Title Accuracy Analysis of Low-Cost Equipment-Based Length Measurement Technologies for the Digitalization of Construction Supervision
Authors Changwoo Lee ; Heejae Ahn ; Seungho Song ; Harim Kim ; Hunhee Cho
DOI https://dx.doi.org/10.6106/KJCEM.2025.26.6.033
Page pp.33-47
ISSN 2005-6095
Keywords Construction; Measurement; Digitization; Mobile
Abstract Construction inspection ensures compliance with regulations, which primarily consists of manual measurements using tape measures. However, the reliance on manual operations leads to human errors such as measurement inconsistency and time inefficiency.

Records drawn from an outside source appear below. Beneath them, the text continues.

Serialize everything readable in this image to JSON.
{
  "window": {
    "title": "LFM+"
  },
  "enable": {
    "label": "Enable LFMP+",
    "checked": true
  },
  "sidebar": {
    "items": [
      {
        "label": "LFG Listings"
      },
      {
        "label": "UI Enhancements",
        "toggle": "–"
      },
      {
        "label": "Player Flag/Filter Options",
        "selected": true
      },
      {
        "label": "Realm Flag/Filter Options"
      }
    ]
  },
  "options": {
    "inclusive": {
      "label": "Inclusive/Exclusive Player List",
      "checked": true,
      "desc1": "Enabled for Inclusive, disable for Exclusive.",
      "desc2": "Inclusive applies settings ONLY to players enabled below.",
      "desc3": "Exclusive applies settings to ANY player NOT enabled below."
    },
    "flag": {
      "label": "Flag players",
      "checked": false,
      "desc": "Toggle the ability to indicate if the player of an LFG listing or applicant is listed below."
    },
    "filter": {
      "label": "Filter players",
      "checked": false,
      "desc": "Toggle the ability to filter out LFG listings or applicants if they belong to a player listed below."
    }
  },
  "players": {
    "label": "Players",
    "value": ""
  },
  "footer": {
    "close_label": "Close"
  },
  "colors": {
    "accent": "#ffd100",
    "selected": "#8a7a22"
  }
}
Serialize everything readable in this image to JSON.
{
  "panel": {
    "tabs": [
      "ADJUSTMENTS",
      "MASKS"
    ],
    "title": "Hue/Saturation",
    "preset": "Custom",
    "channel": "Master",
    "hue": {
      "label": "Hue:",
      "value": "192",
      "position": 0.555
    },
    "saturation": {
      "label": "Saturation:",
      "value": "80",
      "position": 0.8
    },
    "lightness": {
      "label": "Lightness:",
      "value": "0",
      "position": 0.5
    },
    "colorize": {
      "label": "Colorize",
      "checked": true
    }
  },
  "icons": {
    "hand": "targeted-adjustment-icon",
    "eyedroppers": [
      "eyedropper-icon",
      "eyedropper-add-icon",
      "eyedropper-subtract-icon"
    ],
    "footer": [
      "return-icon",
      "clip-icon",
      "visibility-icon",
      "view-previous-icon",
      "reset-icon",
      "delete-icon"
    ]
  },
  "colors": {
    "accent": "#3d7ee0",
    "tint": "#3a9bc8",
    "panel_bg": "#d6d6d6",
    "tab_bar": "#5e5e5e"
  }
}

While 3D scanners can serve as alternative digital solutions due to their high precision, their high cost and technical expertise requirements limit their widespread adoption. Recent advances in mobile technology have enabled more accessible alternatives through the integration of LiDAR sensors and AR frameworks; however, the lack of systematic field validation is hindering practitioners from confidently selecting the appropriate technologies. Accordingly, this study selected and evaluated four low-cost and accessible mobilebased measurement technologies (LiDAR, AR, Checkerboard-based, and Known Object-Based) under real construction site conditions. Each technology was tested with 1m, 2m, and 3m long objects at distances ranging from 3m to 10, with shooting angles varying from -60° to 60° in both shaded and wel-lit conditions. Measurement accuracy was evaluated against the 3% construction law standard. Known Object-Based achieved the highest accuracy (1.59-1.77%) across all conditions. LiDAR performed well within 3m (1.91-2.32%) but was unable to measure beyond 4m. AR measured up to 7m in well-lit conditions (2.17%) but declined to 4.05% in shaded environments. Checkerboard achieved 1.85% accuracy in well-lit conditions but struggled with pattern recognition in shaded environments. Measurement times ranged from 4.7-13.8 seconds. LiDAR and AR provide immediate on-site results, while Checkerboard and Known Object-Based require post-processing. This study provides evidence-based guidance for selecting digital measurement technologies based on site conditions, thereby supporting the digitalization of construction supervision.